Stretta della Ue sul tax ruling. Estonia e Polonia avranno un mese di tempo per fornire alla Commissione europee le informazioni richieste sui loro accordi fiscali, altrimenti Bruxelles adirà la Corte di Giustizia.
I due Paesi hanno finora rifiutato di rispondere alle richieste della Ue. A dicembre scorso la Commissione Ue ha avviato un’indagine sulle pratiche nazionali in materia fiscale per verificare che non violassero le norme Ue sugli aiuti di Stato.
L’obiettivo della Ue è molto chiaro: avere un quadro completo delle pratiche di ruling fiscale nella Ue per determinare se e dove la concorrenza nel Mercato Unico è falsata da benefici fiscali selettivi. La decisione della Ue segue di qualche giorno l’annunciato piano volto a garantire che le imprese paghino le tasse dove producono profitti.
Tutti gli Stati membri hanno finora fornito le informazioni richieste, tranne Estonia e Polonia.
Sulla base delle informazioni ricevute, la Commissione ha anche chiesto a 15 Paesi Ue di fornire ulteriori chiarimenti su alcuni accordi di tax ruling. Questo potrebbe determinare l’apertura di un’indagine sugli aiuti di Stato che coinvolgerebbe gli eventuali beneficiari.
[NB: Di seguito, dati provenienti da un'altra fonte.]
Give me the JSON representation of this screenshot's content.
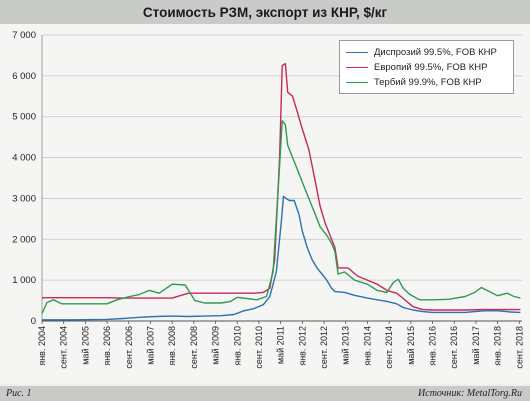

Tra i Paesi che dovranno fornire informazioni aggiuntive c’è anche l’Italia, oltre ad Austria, Belgio, Danimarca, Finlandia, Francia, Germania, Lituania, Portogallo, Repubblica Ceca, Romania, Slovacchia, Spagna, Svezia e Ungheria.
Mentre già attenzioni dalla Ue sono Cipro, Irlanda, Lussemburgo, Malta, Paesi Bassi e Regno Unito.
L’argomento è strettamente legato ai sistemi di ottimizzazione adottate da molte compagnie, tante di internet come Apple, Amazon ma anche Google o Facebook, per bypassare il fisco nei Paesi dove offrono i loro servizi per dirottare i ricavi negli Stati con regimi più vantaggiosi.
A causa dell’evasione fiscale la Ue perde ogni anno mille miliardi di euro di imposte non versate e questo anche grazie alla pianificazione fiscale aggressiva di molte aziende, tante quelle che operano sul web.
Margrethe Vestager, Commissario Ue alla Concorrenza, ha dichiarato: “Stiamo mettendo insieme i diversi pezzi di questo puzzle che riguarda le pratiche fiscali nella Ue”.
Il quadro non è però ancora completo.
La Ue ha chiesto notizie dettagliate a più riprese a diversi Paesi, ma per completare il puzzle mancano ancora “informazioni complete su Estonia e Polonia”.
Oltre a quelle aggiuntive che dovranno fornire i 15 Stati membri.
“Vogliamo esaminare attentamente questi accordi di tax ruling per verificare se alcuni Paesi membri conferiscono ad alcune imprese vantaggi fiscali selettivi contrari alle regole Ue in materia di aiuti di Stato”.
Accordi simili, spiega la Ue, concessi solo in alcuni Paesi a un determinato gruppo di aziende (la maggior parte delle volte si tratta di multinazionali, spesso quelle che operano su internet, ndr), possono determinare “una distorsione della concorrenza all’interno del Mercato Unico”.
Estonia e Polonia si sono finora rifiutate di collaborare, trincerandosi dietro il segreto fiscale, e non fornendo informazioni più dettagliate relative agli accordi di tax ruling chiusi tra il 2010 e il 2013.
Al momento la Ue ha già avviato cinque indagini approfondite. Nel mirino gli accordi di Apple in Irlanda, Starbucks nei Paesi Bassi, oltre che quelli di Fiat e Amazon nel Lussemburgo.
In questo senso, la società di Jeff Bezos ha dichiarato nei giorni scorsi di aver apportato delle modifiche alle sue pratiche.
Dal primo maggio il gruppo ha, infatti, deciso di iscrivere a bilancio i fatturati dei singoli paesi europei senza passare per il Lussemburgo.
Il cambio di passo inciderà profondamente sul bilancio della compagnia americana, modificando il proprio conto in molti Paesi europei a seconda della distribuzione dei costi. Un cambiamento che potrebbe spingere altre società ad adottare un’impostazione analoga.
Il 17 giugno la Commissione adotterà inoltre un nuovo piano di azione per rendere più equo, trasparente ed efficiente il sistema fiscale per le imprese che operano nella Ue. L’obiettivo è di combattere l’evasione e promuovere una fiscalità più favorevole alla crescita del Mercato Unico.